Colaboración: El vuelo del zángano

por © NOTICINE.com
"Blue Bloods"
Por Sergio Berrocal    

En las películas negras de antaño siempre se sabía por dónde andaban los buenos y dónde se escondían los malos. Pero como todas las cosas que en la vida son, con el siglo glorioso que llevamos a nuestras espaldas, han cambiado las tornas y las apariencias. No sabes nunca o casi nunca donde están los polis buenos y los canallas a los que les toca combatir por uniforme y convicción. “Blue Bloods” es una magnífica serie de TV que protagoniza Tom Selleck y que muy bien podría estar en la pantalla más grande.

Y ellos, esos detectives y uniformados de Nueva York, tampoco saben exactamente por dónde andan los buenos y dónde tienen su madriguera los malos.

La familia del director de la policía (Tom Selleck), los Reagan, casual casualidad, forman una familia dominante en la colmena de la vida y llega un momento en que no sabes quién se parece más a los energúmenos del Padrino. Ambigüedad, divina mezcla de situaciones y personajes, que deja perplejo al espectador, que querría saber si los que vienen pertenecen al Séptimo de Caballería que les sacará de sus angustias o son comancheros malos sin fe ni ley.

Zumban los zánganos en alegre ballet del que, con un cachito de agua, Ester Williams podría ser la dueña y señora.

Los machos de las abejas reinas se multiplican al infinito, hasta hartarse de zumbar para ser “holgazanes que se sustentan de lo ajeno” según dice el diccionario de la Real Academia, ese que se consulta pasando hojas con saliva o a pelo.

Todos en chanclas y a lo loco.

Nos acostumbramos a los ditirambos que se cruzan, se entrecruzan y se tejen como bufanda navideña de otros tiempos entre comentaristas que ya sea en el fútbol o en el cine no se ahorran los superlativos gratuitos, regalados. Casi nadie pone una nota coherente de crítica necesaria. Todo es bello, todo el mundo es bueno. Felicidad a gogo o con gogos que luego salpican la actualidad de las violaciones de los más estrictos derechos humanos.

Leer reseñas de libros o reseñas de películas es exponerse a un alud de parabienes que te aturrulla como si la Santa Inquisición se hubiese perdido en una aduana australiana. Y no solo en un país. En todos o casi todos. Como si la consigna venida de los testigos de los 66 fuese elogiar por elogiar que siempre algo quedará.

Los zánganos se regodean en medio de tanto parabién para nada. Los informativos televisados te dejan ver un mundo absurdo.

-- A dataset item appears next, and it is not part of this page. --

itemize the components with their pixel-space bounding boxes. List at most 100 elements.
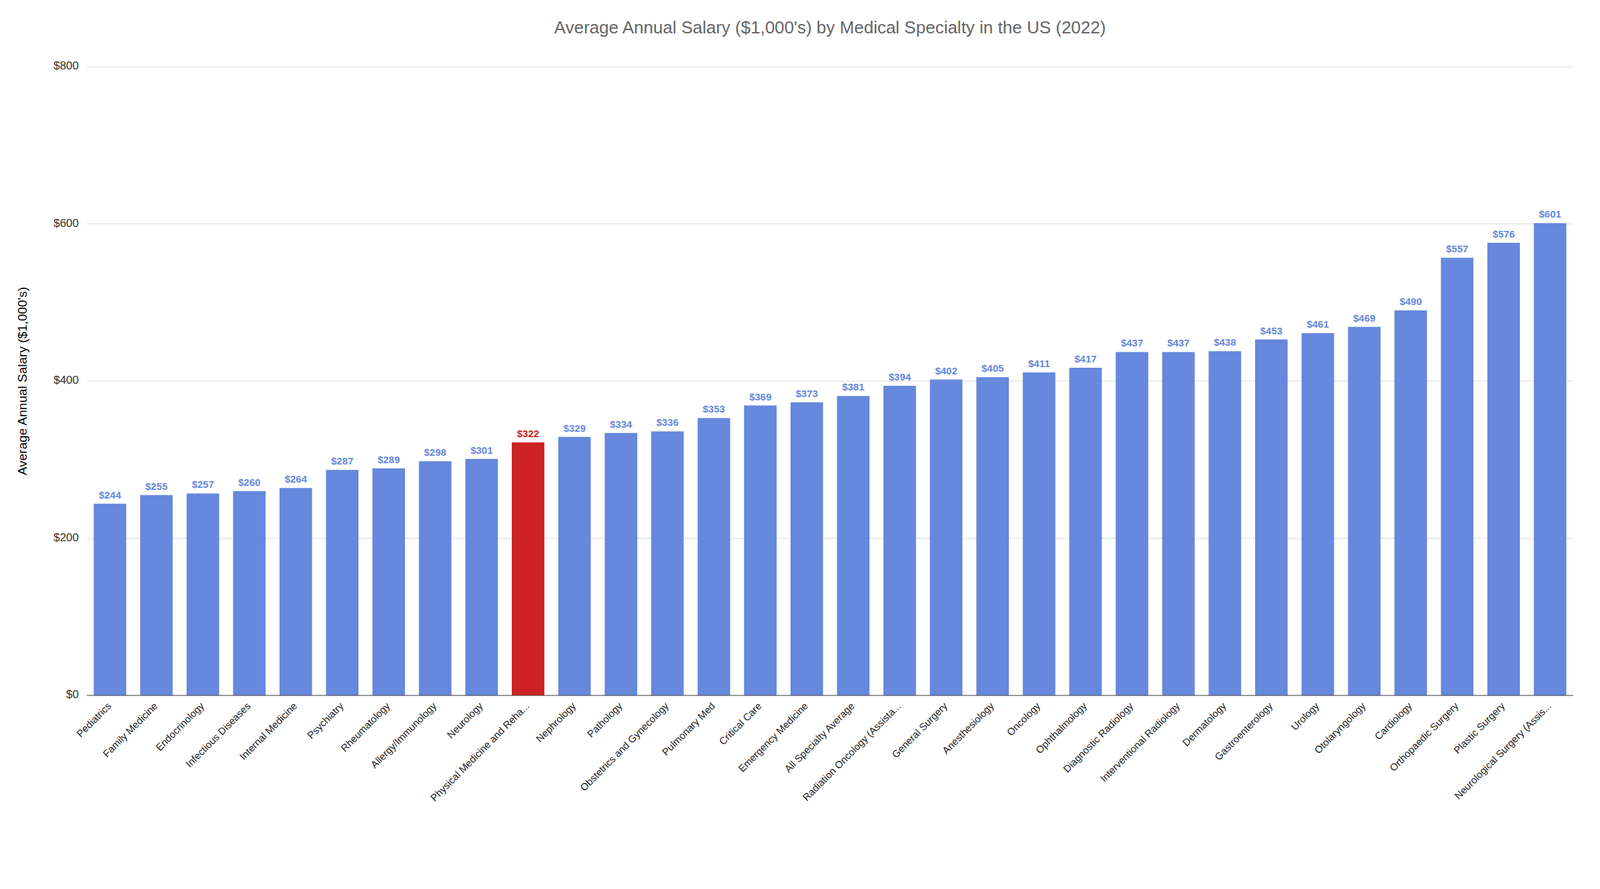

Regresas a la Edad Media cuando en un torneo de tenis una criatura, que seguramente sirve para algo más noble y útil, mantiene imperturbable un parasol sobre las cabezas de dos tenistas ataviadas como para el cóctel de las siete que departen gozosas bajo palio antes de volver a la pista de tierra para seguir ganándose unos cuantos de miles de dólares más. Aunque la mañana haya estado flojita.

Quizá esos 300.000 euros que una funesta publicidad aconseja a los jubilados que tengan a mano si quieren asegurarse un fin de vida agradable, invirtiendo en fondos de no sé qué Julio Verne. De la Tierra a la Luna. Sin viaje de regreso.

Ya, pero quizá sean jubilados del tenis profesional.

Otros cuantos miles es por lo visto lo que paga un astro de fútbol por un tiempecito solazándose en la cubierta de un yate blanco. Y se supone, lo supone uno, que las viandas y la tripulación en biquini no están incluidas en el precio. Como seguramente tampoco los zumos de piña.

Un telediario nacional abre su edición reseñando, acalorado el presentador o la presentadora, que Fulanito, el rey del tenis, el que más dinero le saca al minuto de raquetazo, no podrá jugar en no sé qué torneo con hierba o así me ha parecido. Hay consternación en la voz anunciadora. Voz de desastre de huracán sobre el Caine.

Esa noche, o esa mañana, no se hablará de emigrantes o inmigrantes ahogados en el mar, que la terminología apabulla un rato, Los miserables negros de las pateras, pagadas como si fuera el yate blanco del futbolista, tienen modales y saben cuándo hay que callar para no molestar a los amitos blancos. Y salirse de foco con dignidad.

Es que las universidades africanas son de una exquisitez que ni la Madame de Montespan cuando servía el té en Versalles.   

Pero los zánganos siguen volando, libres y satisfechos. C’est la vie, mon cher. Claro, la puta vida, que dice el castizo de Benamejí.